Bank of Montreal yesterday promoted Frank Techar, who leads the Canadian consumer lending business, to a new role as chief operating officer starting Nov. 1 as part of a plan to consolidate oversight of the lender’s retail businesses. He’ll be responsible for personal and commercial banking as well as wealth management, and will oversee Mark Furlong, head of U.S. retail banking, and Gilles Ouellette, head of the private client business.
The bank’s Basel III common equity ratio, which measures equity divided by assets adjusted for risk, was 9.6 percent as of July 31, the highest among Canada’s eight biggest banks.
“BMO has consistently been at the high end of the sector in terms of their capital position,” Sumit Malhotra, an analyst with Macquarie Capital Markets in Toronto, said in an Oct. 15 interview. “This has allowed for balanced capital deployment, including a strong level of buyback activity.”
Bank of Montreal said Jan. 30 it planned to buy back as many as 15 million common shares, or 2.3 percent of its stock, over 12 months.
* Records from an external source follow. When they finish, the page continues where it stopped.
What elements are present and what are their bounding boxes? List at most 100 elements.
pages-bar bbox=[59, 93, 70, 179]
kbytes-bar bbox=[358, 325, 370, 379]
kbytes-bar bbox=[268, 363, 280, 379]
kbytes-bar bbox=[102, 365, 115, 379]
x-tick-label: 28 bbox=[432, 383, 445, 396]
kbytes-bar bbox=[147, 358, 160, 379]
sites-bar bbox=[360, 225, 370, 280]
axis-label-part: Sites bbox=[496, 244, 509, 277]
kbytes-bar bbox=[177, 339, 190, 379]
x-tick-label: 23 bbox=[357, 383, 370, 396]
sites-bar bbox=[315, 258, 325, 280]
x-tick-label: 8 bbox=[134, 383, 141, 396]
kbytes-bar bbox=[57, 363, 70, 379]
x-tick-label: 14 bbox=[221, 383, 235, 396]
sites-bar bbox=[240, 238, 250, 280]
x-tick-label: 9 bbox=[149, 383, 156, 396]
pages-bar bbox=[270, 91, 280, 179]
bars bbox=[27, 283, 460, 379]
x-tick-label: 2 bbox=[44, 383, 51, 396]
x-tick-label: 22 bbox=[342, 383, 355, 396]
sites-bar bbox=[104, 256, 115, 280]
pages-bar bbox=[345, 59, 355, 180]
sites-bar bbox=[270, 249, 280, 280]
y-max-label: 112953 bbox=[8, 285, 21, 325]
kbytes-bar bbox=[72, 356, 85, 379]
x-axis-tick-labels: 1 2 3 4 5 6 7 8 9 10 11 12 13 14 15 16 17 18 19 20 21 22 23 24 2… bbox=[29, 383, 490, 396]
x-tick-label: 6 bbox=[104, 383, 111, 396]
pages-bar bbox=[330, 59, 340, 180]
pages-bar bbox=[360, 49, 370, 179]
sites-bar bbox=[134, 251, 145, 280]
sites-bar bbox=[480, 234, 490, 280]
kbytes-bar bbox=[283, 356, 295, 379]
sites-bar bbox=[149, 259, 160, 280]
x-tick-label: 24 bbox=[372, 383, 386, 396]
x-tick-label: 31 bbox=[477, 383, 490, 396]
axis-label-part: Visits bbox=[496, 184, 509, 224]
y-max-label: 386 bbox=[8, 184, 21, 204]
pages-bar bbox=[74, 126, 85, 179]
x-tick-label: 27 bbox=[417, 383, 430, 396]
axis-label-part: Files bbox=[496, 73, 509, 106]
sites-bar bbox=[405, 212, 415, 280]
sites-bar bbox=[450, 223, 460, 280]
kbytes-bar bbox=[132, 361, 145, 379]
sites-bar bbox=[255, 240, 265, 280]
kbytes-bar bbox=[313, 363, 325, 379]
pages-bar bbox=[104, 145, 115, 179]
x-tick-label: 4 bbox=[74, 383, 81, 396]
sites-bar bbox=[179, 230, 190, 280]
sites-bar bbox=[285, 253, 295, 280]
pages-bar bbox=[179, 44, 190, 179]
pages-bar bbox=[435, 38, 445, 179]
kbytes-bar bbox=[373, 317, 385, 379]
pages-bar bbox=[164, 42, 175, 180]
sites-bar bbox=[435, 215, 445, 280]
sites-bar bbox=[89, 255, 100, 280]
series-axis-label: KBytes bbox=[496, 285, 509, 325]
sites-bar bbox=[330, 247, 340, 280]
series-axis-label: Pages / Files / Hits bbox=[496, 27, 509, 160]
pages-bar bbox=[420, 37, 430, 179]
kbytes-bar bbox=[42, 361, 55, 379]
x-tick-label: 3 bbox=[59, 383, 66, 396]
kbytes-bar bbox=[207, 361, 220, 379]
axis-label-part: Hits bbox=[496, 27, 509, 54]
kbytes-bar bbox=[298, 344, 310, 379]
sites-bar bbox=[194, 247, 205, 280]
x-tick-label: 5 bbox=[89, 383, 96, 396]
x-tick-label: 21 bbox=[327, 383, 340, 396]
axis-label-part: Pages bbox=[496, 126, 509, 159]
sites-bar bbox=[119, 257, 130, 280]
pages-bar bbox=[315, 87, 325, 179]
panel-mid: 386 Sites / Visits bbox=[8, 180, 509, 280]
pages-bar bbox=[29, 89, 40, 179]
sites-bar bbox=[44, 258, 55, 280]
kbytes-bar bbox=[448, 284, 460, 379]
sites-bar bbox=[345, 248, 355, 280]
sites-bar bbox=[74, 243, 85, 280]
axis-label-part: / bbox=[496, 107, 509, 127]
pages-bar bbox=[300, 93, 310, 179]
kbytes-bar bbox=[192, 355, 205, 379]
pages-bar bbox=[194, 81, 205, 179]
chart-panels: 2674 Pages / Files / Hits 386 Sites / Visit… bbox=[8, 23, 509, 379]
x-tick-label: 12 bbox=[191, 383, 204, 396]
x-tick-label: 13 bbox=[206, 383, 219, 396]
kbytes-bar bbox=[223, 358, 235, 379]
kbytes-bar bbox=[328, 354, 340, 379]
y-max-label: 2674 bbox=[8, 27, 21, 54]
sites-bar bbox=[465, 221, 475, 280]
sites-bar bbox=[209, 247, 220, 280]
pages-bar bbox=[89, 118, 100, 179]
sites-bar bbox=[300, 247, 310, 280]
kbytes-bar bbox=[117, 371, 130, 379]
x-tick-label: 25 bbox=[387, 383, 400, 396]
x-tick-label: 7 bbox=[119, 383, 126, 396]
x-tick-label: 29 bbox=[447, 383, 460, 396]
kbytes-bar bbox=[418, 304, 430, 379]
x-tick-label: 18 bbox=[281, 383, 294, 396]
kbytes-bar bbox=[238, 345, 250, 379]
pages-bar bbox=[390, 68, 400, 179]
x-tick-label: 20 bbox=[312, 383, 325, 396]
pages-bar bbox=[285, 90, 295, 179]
The bank repurchased 8 million shares as of July 31.
Bank of Montreal posted record profit in Canadian consumer lending and wealth management in its fiscal third quarter, with U.S. earnings increasing 10 percent from a year earlier. Net income from U.S. consumer lending for the year ended Oct. 31 was C$580 million, lifted in part by M&I contributions, according to financial statements. That was more than double the C$259 million profit from fiscal 2011.
“‘Exposure to a recovering U.S. market coupled with the benefit of M&I-related credit recoveries have been positive to earnings,’’ Malhotra said. ‘‘BMO also has the strongest consumer loan growth in Canada of the big five banks, and the most recent quarter showed signs of slowing net interest margin compression domestically.’’
Bank of Montreal was the fifth-best performer last year after its stock gained 8.9 percent, compared with the 15 percent return of top-performer Royal Bank of Canada. Royal Bank has gained 14 percent this year, putting it in second place, while Canadian Western Bank is third with a 12 percent advance.
‘‘It’s a good story: They did a big acquisition, they seemed to have pulled it off, they seem to be making money on it,’’ David Baskin, president of Baskin Financial Services Inc., said in an Oct. 11 interview. ‘‘Good for them, and the stock market’s rewarding them.’’
Still, Baskin doesn’t hold Bank of Montreal among the C$541 million his Toronto-based firm manages. While earnings from its M&I acquisition have been better than expected, much of the gain comes from reversing credit reserves taken during the purchase, he said.
‘‘A lot of the earnings that we’ve seen have been because the housing market has recovered and banks have been able to reverse those reserve loans,” Baskin said. “I want to see a normal year.”
While Bank of Montreal is topping other Canadian lenders this year, its stock is underperforming U.S. mid-sized banks including Cleveland-based KeyCorp, Pittsburgh-based PNC Financial Services Group Inc. and Huntington Bancshares Inc. of Columbus, Ohio. Bank of Montreal also trails the 26 percent advance of the KBW Bank Index (BKX) of 24 U.S. lenders.
Bank of Montreal has been the cheapest of Canada’s six-biggest banks since August 2010 based on price to tangible book value per share and has the lowest return on tangible equity of the group in that period, according to data compiled by Bloomberg.
Price to tangible book value measures what investors are willing to pay for a company’s equity after removing intangible items such as goodwill and brand names that would have little value if the company went out of business.
“The very fact that it’s cheap takes people’s attention towards the bank and it’s their time to show investors how well that U.S. acquisition is working out,” Nakamoto said. “The stock price looks like it’s going to continue to move up -- it’s almost like it’s theirs to lose.”